クレーがマッハの自画像に着目したのは、マッハ自身が外と内という仮想的単位を解体して連関や関係性の課題として捉え直したのと同様に、要素のコンストラクションの問題を単なる組み立ての問題ではなく、作家の直観に対する問いと、構成というものをどういう観点から見るかという二重の意味を持ったものとして捉え直そうとしていたからだろう。
そのクレーの造形の考え方は、相互に切り離せないマッハ的な一元論的なものである限りにおいて、ゲシュタルト性質を持っている。

人間にとって、造形はどう見えるのか?

画家クレーにとって、「芸術とは眼にみえるものを再現することではなく、眼にみえるようにすること」であり、眼前の可視的な「典型的イメージ」を導きの糸にして、生成し運動してやまない生命形態の「原型イメージ」を描きとることにほかならない--クレーの眼と手が描きだした植物の素描をみればよい。

と前田さんが書く、クレーの素描は、例えば、こうしたものだ。

ゲーテの「原植物」を視覚化したら、こうかもしれないと思わせるものがある。

ゲーテは収縮と拡張という生命的リズムを具現すると「原植物」の直観に到達したが、とくにそれを図解として描こうとはしなかった。ゲーテの知人で植物学者・画家のピエール=J=F・テュルパンの作図をはじめ、ユークリウス・ザクスやルドルフ・シュタイナー、ヴィルヘルム・トロルの模式図も知られているけれども、われわれは、クレーのこうした線描画以上に、よりゲーテ的な眼差しで「原植物」、「原型イメージ」をとらえた作品をほかに知らない。

ゲーテが植物の形態学で目指したことと、クレーが造形理論として目指したものは厳密にいえば異なる。
ゲーテは、あくまで実際の生物の造形を解き明かそうとしたが、クレーはそれを参考にしつつもそうした自然の造形を人間がどのように認識することで造形というもの自体がどうありうるべきかを問うたのだと思う。

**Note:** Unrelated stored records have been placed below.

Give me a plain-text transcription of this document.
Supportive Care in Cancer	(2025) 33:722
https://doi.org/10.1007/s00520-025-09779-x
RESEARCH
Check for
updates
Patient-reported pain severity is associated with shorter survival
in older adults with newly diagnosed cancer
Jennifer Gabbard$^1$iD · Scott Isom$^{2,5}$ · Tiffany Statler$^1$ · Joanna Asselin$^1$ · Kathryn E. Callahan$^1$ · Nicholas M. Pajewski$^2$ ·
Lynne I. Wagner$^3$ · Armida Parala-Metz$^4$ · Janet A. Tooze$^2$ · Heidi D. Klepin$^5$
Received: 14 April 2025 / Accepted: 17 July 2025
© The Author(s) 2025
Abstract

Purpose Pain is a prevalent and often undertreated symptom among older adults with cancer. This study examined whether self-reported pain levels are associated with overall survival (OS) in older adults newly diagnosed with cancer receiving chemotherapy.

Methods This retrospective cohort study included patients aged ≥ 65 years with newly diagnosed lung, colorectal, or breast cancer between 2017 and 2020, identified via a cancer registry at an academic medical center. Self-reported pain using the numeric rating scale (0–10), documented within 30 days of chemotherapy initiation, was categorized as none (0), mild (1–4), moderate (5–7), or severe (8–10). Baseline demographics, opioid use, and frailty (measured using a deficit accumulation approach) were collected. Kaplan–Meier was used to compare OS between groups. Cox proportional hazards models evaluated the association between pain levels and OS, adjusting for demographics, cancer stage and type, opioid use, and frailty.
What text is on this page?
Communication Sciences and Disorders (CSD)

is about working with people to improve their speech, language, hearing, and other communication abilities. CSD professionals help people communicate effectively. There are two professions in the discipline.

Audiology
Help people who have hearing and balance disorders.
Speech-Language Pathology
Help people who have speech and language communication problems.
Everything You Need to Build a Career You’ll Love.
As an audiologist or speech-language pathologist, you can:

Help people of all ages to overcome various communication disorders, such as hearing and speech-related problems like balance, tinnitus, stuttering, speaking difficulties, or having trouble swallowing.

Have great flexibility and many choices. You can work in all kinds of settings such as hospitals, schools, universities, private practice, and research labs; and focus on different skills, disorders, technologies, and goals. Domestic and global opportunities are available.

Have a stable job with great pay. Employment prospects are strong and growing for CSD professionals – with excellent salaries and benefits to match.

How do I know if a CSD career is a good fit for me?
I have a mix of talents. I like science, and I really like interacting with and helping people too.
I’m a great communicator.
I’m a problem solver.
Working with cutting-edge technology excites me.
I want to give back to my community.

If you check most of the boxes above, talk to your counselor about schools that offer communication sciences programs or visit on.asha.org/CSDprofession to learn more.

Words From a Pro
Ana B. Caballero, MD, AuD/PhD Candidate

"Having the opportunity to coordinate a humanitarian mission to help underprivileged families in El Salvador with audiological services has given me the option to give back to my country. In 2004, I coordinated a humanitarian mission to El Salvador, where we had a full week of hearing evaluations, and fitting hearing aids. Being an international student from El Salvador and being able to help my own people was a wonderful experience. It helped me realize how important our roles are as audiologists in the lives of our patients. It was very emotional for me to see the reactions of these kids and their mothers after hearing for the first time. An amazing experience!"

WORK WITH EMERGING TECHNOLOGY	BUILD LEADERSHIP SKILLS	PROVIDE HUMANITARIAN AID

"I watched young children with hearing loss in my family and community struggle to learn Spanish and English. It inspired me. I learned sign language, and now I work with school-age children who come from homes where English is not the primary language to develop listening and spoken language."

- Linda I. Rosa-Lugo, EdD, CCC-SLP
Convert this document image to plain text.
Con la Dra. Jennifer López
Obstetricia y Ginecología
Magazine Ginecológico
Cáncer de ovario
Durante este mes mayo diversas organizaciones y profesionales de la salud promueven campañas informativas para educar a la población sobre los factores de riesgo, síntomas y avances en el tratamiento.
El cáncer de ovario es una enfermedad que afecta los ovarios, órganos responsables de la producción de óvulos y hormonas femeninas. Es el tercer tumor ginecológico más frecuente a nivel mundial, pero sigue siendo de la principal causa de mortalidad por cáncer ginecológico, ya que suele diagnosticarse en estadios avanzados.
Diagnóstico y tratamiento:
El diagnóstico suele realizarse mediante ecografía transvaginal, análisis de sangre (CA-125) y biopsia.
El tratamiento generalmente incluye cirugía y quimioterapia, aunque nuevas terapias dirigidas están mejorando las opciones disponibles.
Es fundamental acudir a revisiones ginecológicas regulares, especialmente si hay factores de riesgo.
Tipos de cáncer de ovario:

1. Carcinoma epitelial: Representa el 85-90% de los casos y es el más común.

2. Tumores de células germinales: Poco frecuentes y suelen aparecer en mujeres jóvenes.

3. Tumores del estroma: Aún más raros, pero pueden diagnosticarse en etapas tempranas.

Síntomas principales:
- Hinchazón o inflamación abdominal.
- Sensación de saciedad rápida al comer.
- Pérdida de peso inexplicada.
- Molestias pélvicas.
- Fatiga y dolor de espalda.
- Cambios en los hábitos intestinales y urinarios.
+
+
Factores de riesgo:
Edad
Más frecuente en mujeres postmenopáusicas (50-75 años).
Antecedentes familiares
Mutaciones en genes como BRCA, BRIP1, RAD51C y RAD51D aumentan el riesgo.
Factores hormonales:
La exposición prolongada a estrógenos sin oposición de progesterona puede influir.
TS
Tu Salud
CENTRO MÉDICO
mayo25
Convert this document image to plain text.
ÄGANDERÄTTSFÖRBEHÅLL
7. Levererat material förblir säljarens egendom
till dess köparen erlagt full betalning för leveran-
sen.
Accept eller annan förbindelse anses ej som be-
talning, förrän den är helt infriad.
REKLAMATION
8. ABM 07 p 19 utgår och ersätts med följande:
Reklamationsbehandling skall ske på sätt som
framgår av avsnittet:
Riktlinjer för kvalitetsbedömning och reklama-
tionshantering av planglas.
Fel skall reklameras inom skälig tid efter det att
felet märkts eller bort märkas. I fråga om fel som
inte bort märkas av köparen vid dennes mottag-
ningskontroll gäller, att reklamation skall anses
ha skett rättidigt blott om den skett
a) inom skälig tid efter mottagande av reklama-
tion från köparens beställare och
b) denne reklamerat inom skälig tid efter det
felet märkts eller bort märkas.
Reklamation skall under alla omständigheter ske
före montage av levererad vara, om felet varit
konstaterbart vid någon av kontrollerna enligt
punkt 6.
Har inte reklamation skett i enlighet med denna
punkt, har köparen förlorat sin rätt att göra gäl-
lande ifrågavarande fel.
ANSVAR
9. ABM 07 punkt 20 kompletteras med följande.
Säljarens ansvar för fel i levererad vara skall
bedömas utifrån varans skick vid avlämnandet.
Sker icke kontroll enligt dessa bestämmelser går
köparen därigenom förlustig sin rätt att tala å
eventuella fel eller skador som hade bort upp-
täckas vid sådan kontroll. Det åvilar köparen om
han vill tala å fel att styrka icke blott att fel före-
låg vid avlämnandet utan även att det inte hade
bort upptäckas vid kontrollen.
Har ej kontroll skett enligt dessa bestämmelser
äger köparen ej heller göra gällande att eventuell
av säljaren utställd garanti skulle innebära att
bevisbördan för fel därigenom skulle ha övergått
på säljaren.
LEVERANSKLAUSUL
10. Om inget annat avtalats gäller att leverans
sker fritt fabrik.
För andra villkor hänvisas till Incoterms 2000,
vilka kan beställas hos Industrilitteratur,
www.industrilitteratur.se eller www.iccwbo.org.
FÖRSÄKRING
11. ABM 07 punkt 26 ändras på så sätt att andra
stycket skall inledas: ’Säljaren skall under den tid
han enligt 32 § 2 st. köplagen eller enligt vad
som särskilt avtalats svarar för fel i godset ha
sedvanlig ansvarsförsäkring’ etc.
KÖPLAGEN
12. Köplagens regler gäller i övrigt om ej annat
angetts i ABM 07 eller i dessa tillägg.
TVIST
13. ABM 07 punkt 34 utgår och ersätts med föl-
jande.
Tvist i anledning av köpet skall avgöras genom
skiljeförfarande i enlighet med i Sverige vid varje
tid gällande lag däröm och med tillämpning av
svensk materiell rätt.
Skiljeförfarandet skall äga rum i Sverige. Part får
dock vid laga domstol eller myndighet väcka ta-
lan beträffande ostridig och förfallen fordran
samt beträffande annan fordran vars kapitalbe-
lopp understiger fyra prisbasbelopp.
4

クレーが芸術の役割として考えた「目にみえるようにする」ということは、結局、人間がどういう風にゲシュタルトとしてものを見ているかを理解し直すことだったはずだ。そのことでコンストラクションの問題を再構成しようとしたのが、クレーの造形論であったのだろう。

1つ前で書いたような、人間が情報というものに触れるあり方を「曖昧さと不確実性」をもったものとして捉え直すという場合、まさに、このクレーのような観点が必要なるのだろうと思っている。境界的な思考で考えるのではなく、連関や関係を通じてゲシュタルトが生成される様をどう捉え、それをさまざまなデザインとして落とし込むか? そのあたりを考えていくことは、今後面白そうだなと感じている。